Christopher Kastensmidt nasceu nos Estados Unidos, mas vive no Brasil há mais de dez anos, residindo hoje na cidade de Porto Alegre. Ainda adolescente, teve várias ocupações, antes de cursar a Rice University, em Houston, Texas. No Brasil, foi sócio da empresa Southlogic Studios, que mais tarde foi vendida para a Ubisoft Brazil, uma firma de videogames junto à qual Kastensmidt se tornou diretor criativo. Sua estréia literária se deu com a história “Daddy’s Little Boy”, publicada na revista Deep Magic nº 41, de outubro de 2005. Também já publicou na Dinamarca, Escócia, Grécia, Polônia e República Checa.

“O Encontro Fortuito de Gerard van Oost e Oludara”, a primeira aventura da sua dupla de heróis apareceu na revista americana Realms of Fantasy (uma das mais importantes do gênero) de abril de 2010, como “The Fortuitous Meeting of Gerard van Oost and Oludara”. Kastensmidt chama a sua série de “A Bandeira do Elefante e da Arara”, ou “The Elephand and Macaw Banner”. A segunda história da serie tem o título de “The Parlous Battle of Gerard and Oludara against the Capelobo” e ainda está inédita.

Roberto de Sousa Causo é autor dos romances A Corrida do Rinoceronte (2006) e Anjo de Dor (2009), ambos pela Devir, e da novela Selva Brasil (2010). É também organizador das antologias Os Melhores Contos Brasileiros de Ficção Científica (2008) e Rumo à Fantasia (2009), entre outras. As primeiras aventuras de Tajarê foram publicadas na revista Dragão Brasil. Sobre a Saga de Tajarê, a revista CartaCapital disse: “Guardiões da Terra-Média e Guerreiros da Ciméria que se cuidem. Chegou um poderoso rival.”
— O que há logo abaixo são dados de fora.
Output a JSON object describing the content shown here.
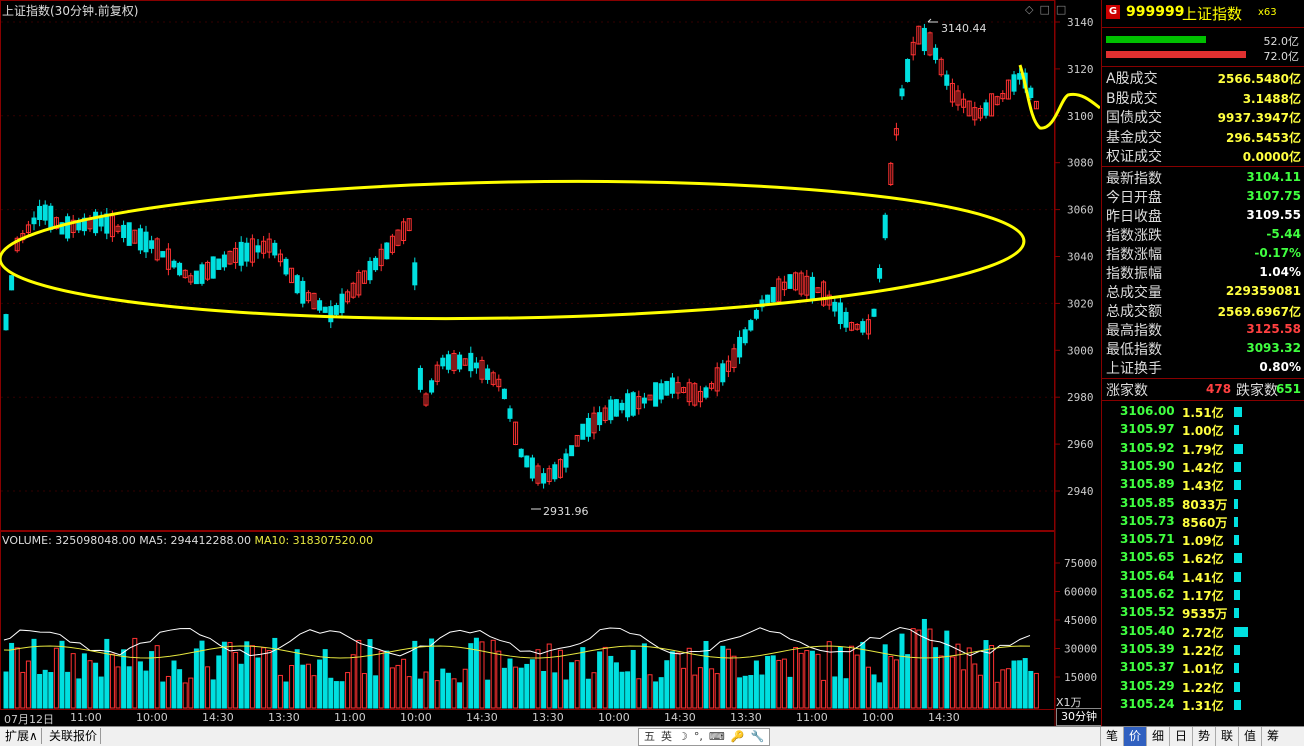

Sobre o selo Asas do Vento: A Devir entra no mercado dos livros de bolso com uma linha de livros de fantasia, horror, ficção científica e aventura, publicando em combinações surpreendentes, o melhor dos autores nacionais e estrangeiros. Uma parte importante do trabalho de edição é encontrar um formato para se publicar textos ou histórias que o editor acredita ser relevante e merecedor de publicação.

A literatura fantástica está repleta de histórias curtas de grande qualidade que não encontrávamos uma maneira adequada de publicar. A coleção Asas do Vento vem justamente preencher essa lacuna. Ela é uma série de livros de bolso de acabamento primoroso, que visa publicar histórias mais curtas (contos, novelas, noveletas) que se destacam mas que normalmente acabam esquecidas por não terem tamanho suficiente para ocupar um livro de tamanho normal ou encontram espaço apenas em revistas ou antologias.

Com alta portabilidade, ao contrário da maioria das edições de bolso no Brasil, os livros da Asas do Vento realmente cabem no bolso (e nas bolsas). Com capa semi-rígida, também possuem maior durabilidade. Livros para desfrutar e colecionar.

Os livros da Asas do Vento estarão disponíveis em livrarias e bancas selecionadas.